Infine, e sempre a proposito di pensiero forte, la ricollocazione geopolitica del paese, l’inizio di una politica socialista, la ricostruzione di una sovranità nazionale sono percorsi talmente ardui e (per noi) inediti, da poter essere affrontati solo sulla base di una vasta e profonda unità popolare e quindi sulla ricucitura dei rapporti, lacerati da tempo, tra frazioni qualificate e frazioni dequalificate del lavoro, tra lavoratori garantiti e no, tra lavoro dipendente e parti assai consistenti del lavoro autonomo.
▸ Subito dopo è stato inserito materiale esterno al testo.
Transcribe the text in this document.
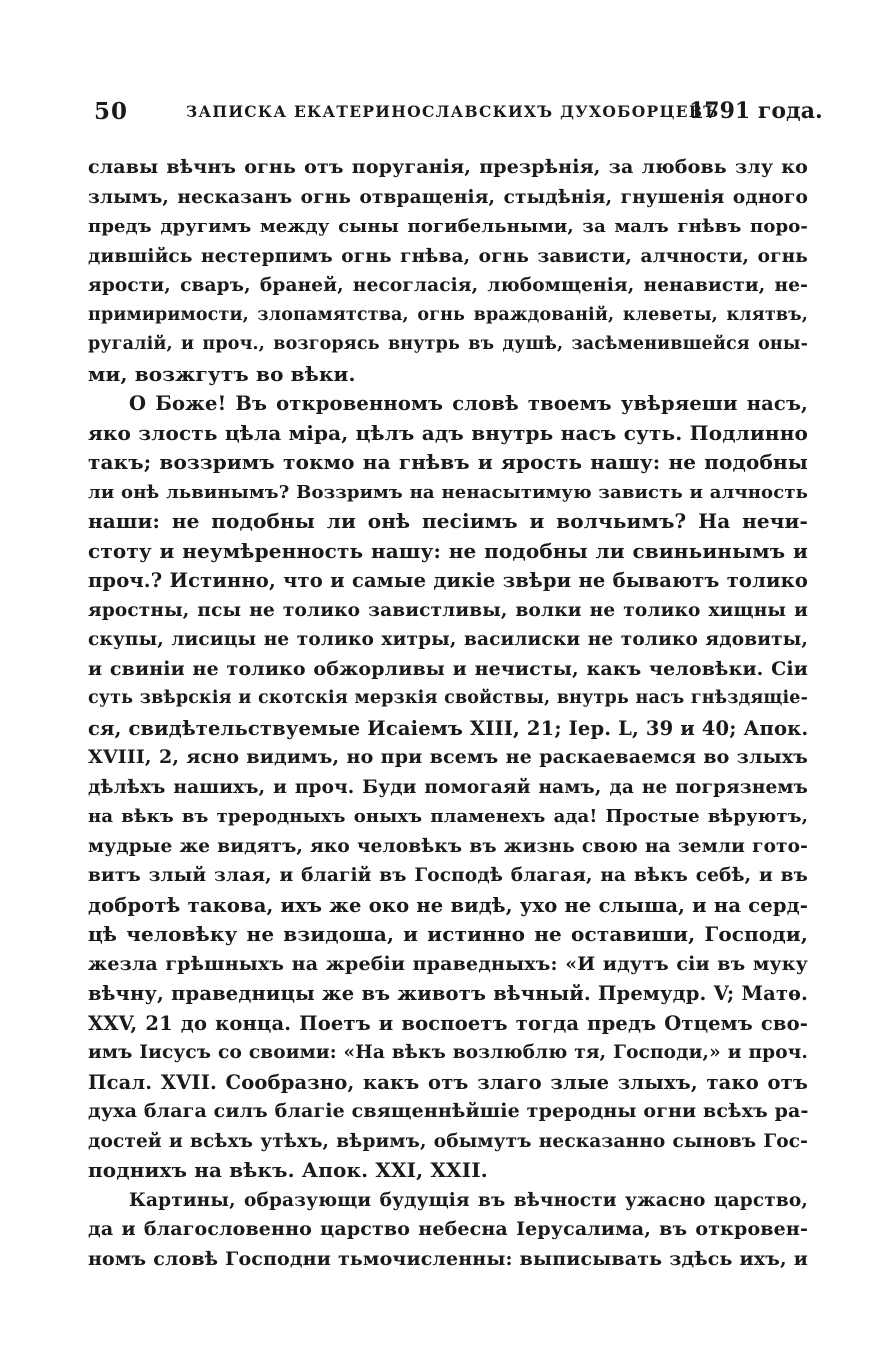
50	ЗАПИСКА ЕКАТЕРИНОСЛАВСКИХЪ ДУХОБОРЦЕВЪ
1791 года.
славы вѣчнъ огнь отъ поруганія, презрѣнія, за любовь злу ко
злымъ, несказанъ огнь отвращенія, стыдѣнія, гнушенія одного
предъ другимъ между сыны погибельными, за малъ гнѣвъ поро-
дившійсь нестерпимъ огнь гнѣва, огнь зависти, алчности, огнь
ярости, сваръ, браней, несогласія, любомщенія, ненависти, не-
примиримости, злопамятства, огнь враждованій, клеветы, клятвъ,
ругалій, и проч., возгорясь внутрь въ душѣ, засѣменившейся оны-
ми, возжгутъ во вѣки.
О Боже! Въ откровенномъ словѣ твоемъ увѣряеши насъ,
яко злость цѣла міра, цѣлъ адъ внутрь насъ суть. Подлинно
такъ; воззримъ токмо на гнѣвъ и ярость нашу: не подобны
ли онѣ львинымъ? Воззримъ на ненасытимую зависть и алчность
наши: не подобны ли онѣ песіимъ и волчьимъ? На нечи-
стоту и неумѣренность нашу: не подобны ли свиньинымъ и
проч.? Истинно, что и самые дикіе звѣри не бываютъ толико
яростны, псы не толико завистливы, волки не толико хищны и
скупы, лисицы не толико хитры, василиски не толико ядовиты,
и свиніи не толико обжорливы и нечисты, какъ человѣки. Сіи
суть звѣрскія и скотскія мерзкія свойствы, внутрь насъ гнѣздящіе-
ся, свидѣтельствуемые Исаіемъ XIII, 21; Іер. L, 39 и 40; Апок.
XVIII, 2, ясно видимъ, но при всемъ не раскаеваемся во злыхъ
дѣлѣхъ нашихъ, и проч. Буди помогаяй намъ, да не погрязнемъ
на вѣкъ въ треродныхъ оныхъ пламенехъ ада! Простые вѣруютъ,
мудрые же видятъ, яко человѣкъ въ жизнь свою на земли гото-
витъ злый злая, и благій въ Господѣ благая, на вѣкъ себѣ, и въ
добротѣ такова, ихъ же око не видѣ, ухо не слыша, и на серд-
цѣ человѣку не взидоша, и истинно не оставиши, Господи,
жезла грѣшныхъ на жребіи праведныхъ: «И идутъ сіи въ муку
вѣчну, праведницы же въ животъ вѣчный. Премудр. V; Матѳ.
XXV, 21 до конца. Поетъ и воспоетъ тогда предъ Отцемъ сво-
имъ Іисусъ со своими: «На вѣкъ возлюблю тя, Господи,» и проч.
Псал. XVII. Сообразно, какъ отъ злаго злые злыхъ, тако отъ
духа блага силъ благіе священнѣйшіе треродны огни всѣхъ ра-
достей и всѣхъ утѣхъ, вѣримъ, обымутъ несказанно сыновъ Гос-
поднихъ на вѣкъ. Апок. XXI, XXII.
Картины, образующи будущія въ вѣчности ужасно царство,
да и благословенно царство небесна Іерусалима, въ откровен-
номъ словѣ Господни тьмочисленны: выписывать здѣсь ихъ, и
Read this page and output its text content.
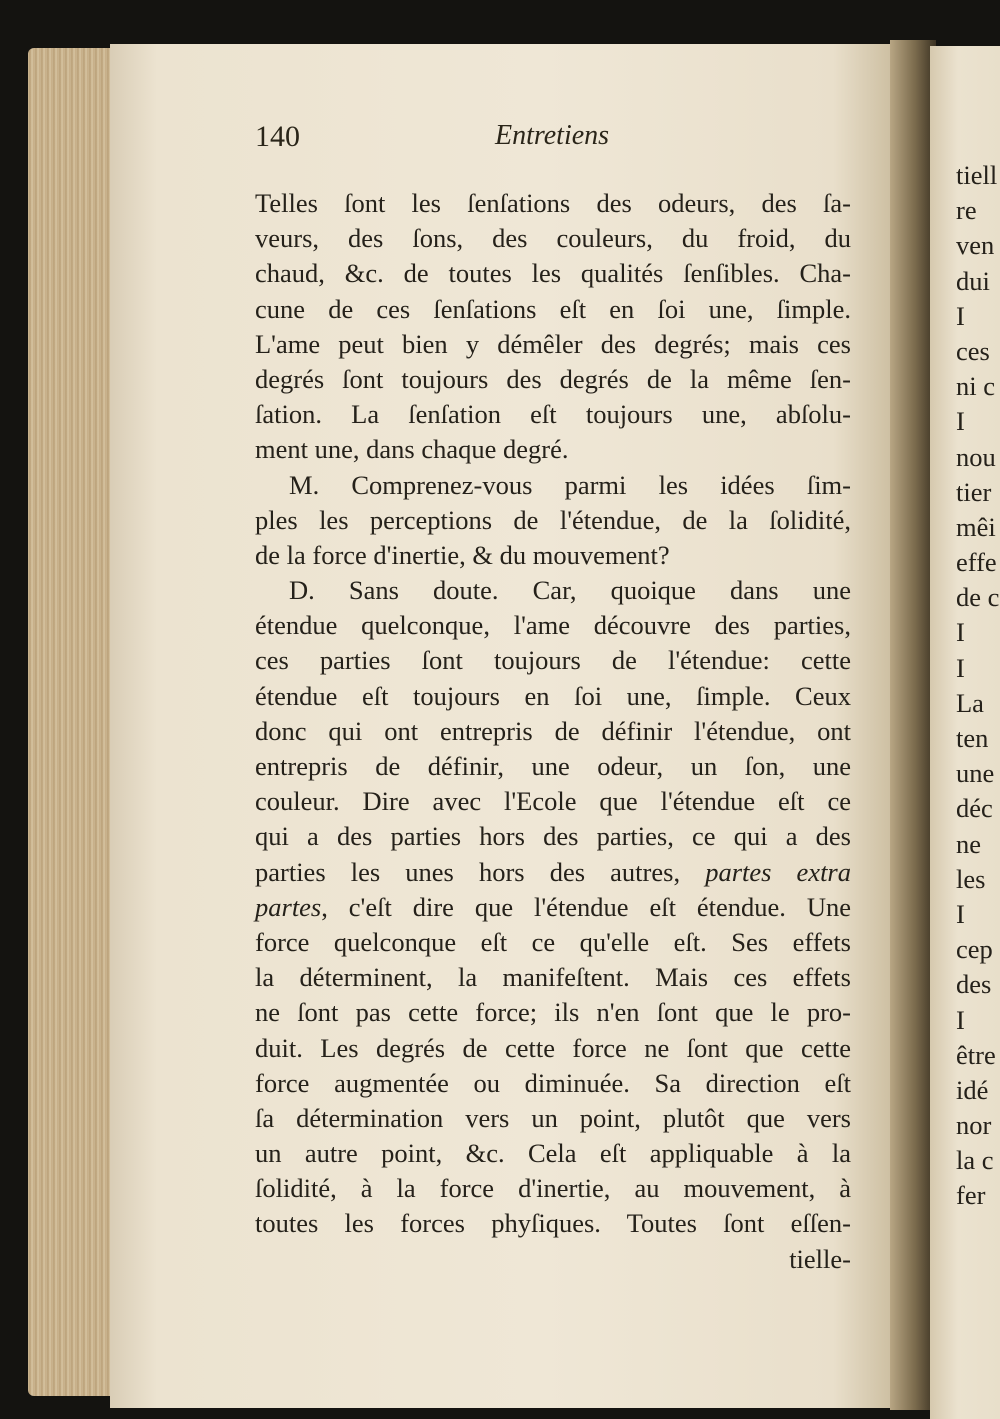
140	Entretiens
Telles ſont les ſenſations des odeurs, des ſa-
veurs, des ſons, des couleurs, du froid, du
chaud, &c. de toutes les qualités ſenſibles. Cha-
cune de ces ſenſations eſt en ſoi une, ſimple.
L'ame peut bien y démêler des degrés; mais ces
degrés ſont toujours des degrés de la même ſen-
ſation. La ſenſation eſt toujours une, abſolu-
ment une, dans chaque degré.
M. Comprenez-vous parmi les idées ſim-
ples les perceptions de l'étendue, de la ſolidité,
de la force d'inertie, & du mouvement?
D. Sans doute. Car, quoique dans une
étendue quelconque, l'ame découvre des parties,
ces parties ſont toujours de l'étendue: cette
étendue eſt toujours en ſoi une, ſimple. Ceux
donc qui ont entrepris de définir l'étendue, ont
entrepris de définir, une odeur, un ſon, une
couleur. Dire avec l'Ecole que l'étendue eſt ce
qui a des parties hors des parties, ce qui a des
parties les unes hors des autres, partes extra
partes, c'eſt dire que l'étendue eſt étendue. Une
force quelconque eſt ce qu'elle eſt. Ses effets
la déterminent, la manifeſtent. Mais ces effets
ne ſont pas cette force; ils n'en ſont que le pro-
duit. Les degrés de cette force ne ſont que cette
force augmentée ou diminuée. Sa direction eſt
ſa détermination vers un point, plutôt que vers
un autre point, &c. Cela eſt appliquable à la
ſolidité, à la force d'inertie, au mouvement, à
toutes les forces phyſiques. Toutes ſont eſſen-
tielle-
tiell
re
ven
dui
I
ces
ni c
I
nou
tier
mêi
effe
de c
I
I
La
ten
une
déc
ne
les
I
cep
des
I
être
idé
nor
la c
fer
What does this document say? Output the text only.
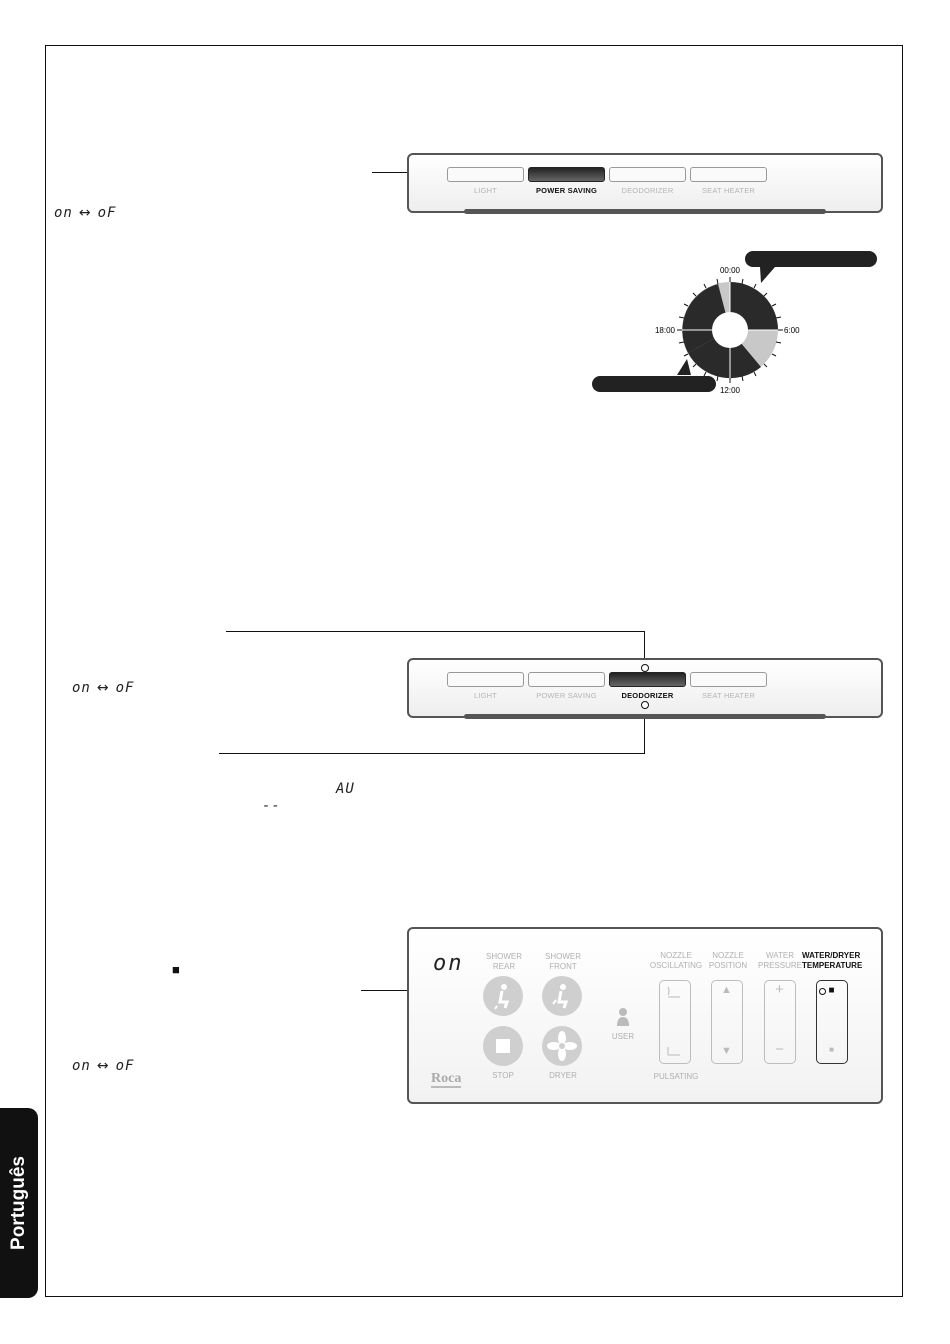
Português
on ↔ oF
LIGHT	POWER SAVING	DEODORIZER	SEAT HEATER
00:00
6:00
12:00
18:00
on ↔ oF	LIGHT	POWER SAVING	DEODORIZER	SEAT HEATER
AU
--
■
on ↔ oF
on	SHOWER
REAR
SHOWER
FRONT
STOP	DRYER
USER
NOZZLE
OSCILLATING
NOZZLE
POSITION
WATER
PRESSURE
WATER/DRYER
TEMPERATURE
PULSATING
▲
▼
+
−
■
■
Roca
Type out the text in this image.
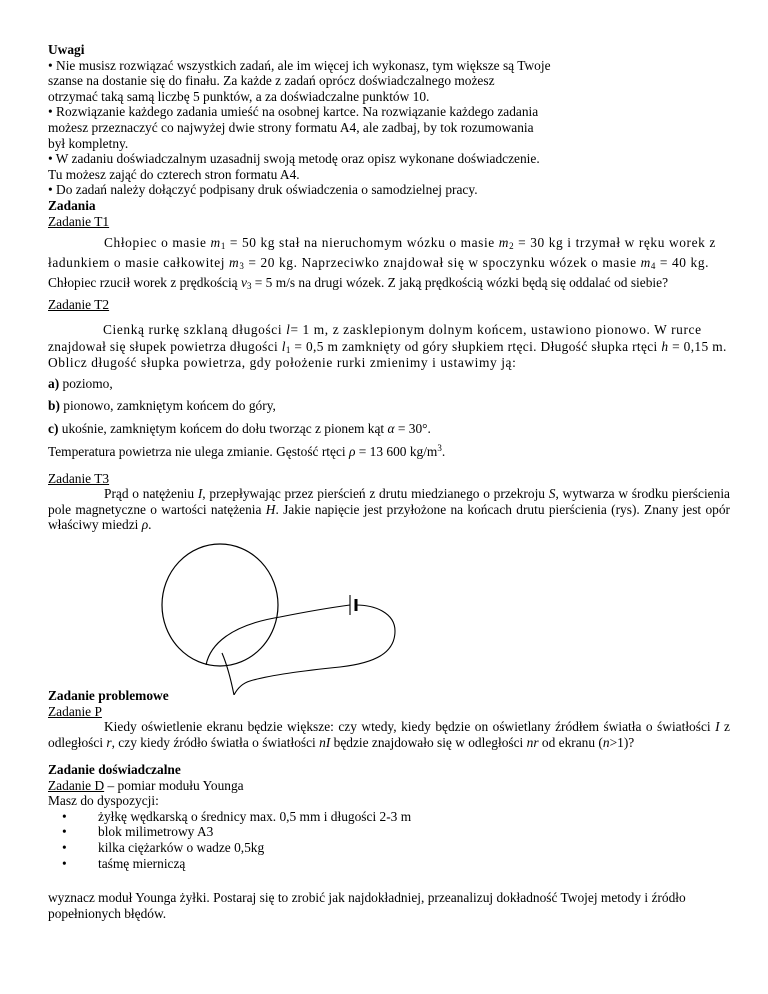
Uwagi
• Nie musisz rozwiązać wszystkich zadań, ale im więcej ich wykonasz, tym większe są Twoje
szanse na dostanie się do finału. Za każde z zadań oprócz doświadczalnego możesz
otrzymać taką samą liczbę 5 punktów, a za doświadczalne punktów 10.
• Rozwiązanie każdego zadania umieść na osobnej kartce. Na rozwiązanie każdego zadania
możesz przeznaczyć co najwyżej dwie strony formatu A4, ale zadbaj, by tok rozumowania
był kompletny.
• W zadaniu doświadczalnym uzasadnij swoją metodę oraz opisz wykonane doświadczenie.
Tu możesz zająć do czterech stron formatu A4.
• Do zadań należy dołączyć podpisany druk oświadczenia o samodzielnej pracy.
Zadania
Zadanie T1
Chłopiec o masie $m_1 = 50$ kg stał na nieruchomym wózku o masie $m_2 = 30$ kg i trzymał w ręku worek z
ładunkiem o masie całkowitej $m_3 = 20$ kg. Naprzeciwko znajdował się w spoczynku wózek o masie $m_4 = 40$ kg.
Chłopiec rzucił worek z prędkością $v_3 = 5$ m/s na drugi wózek. Z jaką prędkością wózki będą się oddalać od siebie?
Zadanie T2
Cienką rurkę szklaną długości l= 1 m, z zasklepionym dolnym końcem, ustawiono pionowo. W rurce
znajdował się słupek powietrza długości $l_1 = 0,5$ m zamknięty od góry słupkiem rtęci. Długość słupka rtęci h = 0,15 m.
Oblicz długość słupka powietrza, gdy położenie rurki zmienimy i ustawimy ją:
a) poziomo,
b) pionowo, zamkniętym końcem do góry,
c) ukośnie, zamkniętym końcem do dołu tworząc z pionem kąt α = 30°.
Temperatura powietrza nie ulega zmianie. Gęstość rtęci ρ = 13 600 $kg/m^3$.
Zadanie T3
Prąd o natężeniu I, przepływając przez pierścień z drutu miedzianego o przekroju S, wytwarza w środku pierścienia pole magnetyczne o wartości natężenia H. Jakie napięcie jest przyłożone na końcach drutu pierścienia (rys). Znany jest opór właściwy miedzi ρ.
Zadanie problemowe
Zadanie P
Kiedy oświetlenie ekranu będzie większe: czy wtedy, kiedy będzie on oświetlany źródłem światła o światłości I z odległości r, czy kiedy źródło światła o światłości nI będzie znajdowało się w odległości nr od ekranu (n>1)?
Zadanie doświadczalne
Zadanie D – pomiar modułu Younga
Masz do dyspozycji:
• żyłkę wędkarską o średnicy max. 0,5 mm i długości 2-3 m
• blok milimetrowy A3
• kilka ciężarków o wadze 0,5kg
• taśmę mierniczą
wyznacz moduł Younga żyłki. Postaraj się to zrobić jak najdokładniej, przeanalizuj dokładność Twojej metody i źródło
popełnionych błędów.
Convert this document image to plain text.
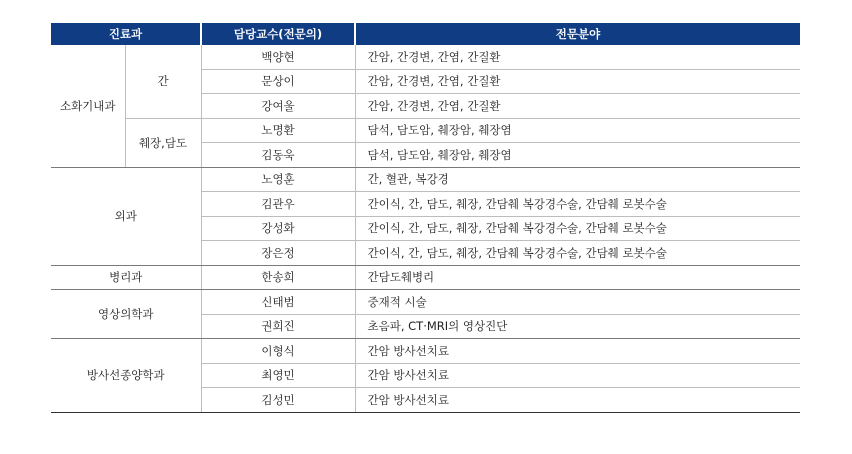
진료과		담당교수(전문의)	전문분야
소화기내과	간	백양현	간암, 간경변, 간염, 간질환
		문상이	간암, 간경변, 간염, 간질환
		강여울	간암, 간경변, 간염, 간질환
	췌장,담도	노명환	담석, 담도암, 췌장암, 췌장염
		김동욱	담석, 담도암, 췌장암, 췌장염
외과		노영훈	간, 혈관, 복강경
		김관우	간이식, 간, 담도, 췌장, 간담췌 복강경수술, 간담췌 로봇수술
		강성화	간이식, 간, 담도, 췌장, 간담췌 복강경수술, 간담췌 로봇수술
		장은정	간이식, 간, 담도, 췌장, 간담췌 복강경수술, 간담췌 로봇수술
병리과		한송희	간담도췌병리
영상의학과		신태범	중재적 시술
		권희진	초음파, CT·MRI의 영상진단
방사선종양학과		이형식	간암 방사선치료
		최영민	간암 방사선치료
		김성민	간암 방사선치료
Anche su questo punto penso che la sinistra del PD non abbia posizioni molto più chiare di quelle della sinistra radicale, e continui anch’essa a presentarsi come espressione politica delle frazioni qualificate e garantite del lavoro dipendente e quindi a produrre proposte occupazionali, fiscali e di welfare destinate a confinare tutto il restante mondo del lavoro nell’astensione o nel consenso alla destra.

Sì, quello di cui abbiamo bisogno è davvero un pensiero forte, capace di guidarci nello scontro internazionale, nella lotta di classe interna, nella costruzione di una nuova egemonia: un pensiero che però, al momento, non alberga in nessuna delle forze politiche della sinistra, e sembra destinato ad attendere, per svilupparsi, una nuova leva di militanti politici e sociali estranea alle esperienze che hanno formato (e deformato) gli attuali gruppi dirigenti. Ma non mettiamo limiti alla provvidenza: è possibile che la forza delle cose e la coerenza di cui qualcuno è ancora capace facciano sì che la rottura dell’euro sia il primo passo di un cammino più impegnativo e coraggioso. Ma bisogna far presto: ci abbiamo messo anni ed anni a capire che l’adesione piatta alla globalizzazione, e quindi all’euro, è stata un errore: non possiamo permetterci di impiegare lo stesso tempo a capire che l’errore più grande è stato l’adesione al capitalismo e il credere che il socialismo sia un relitto della storia.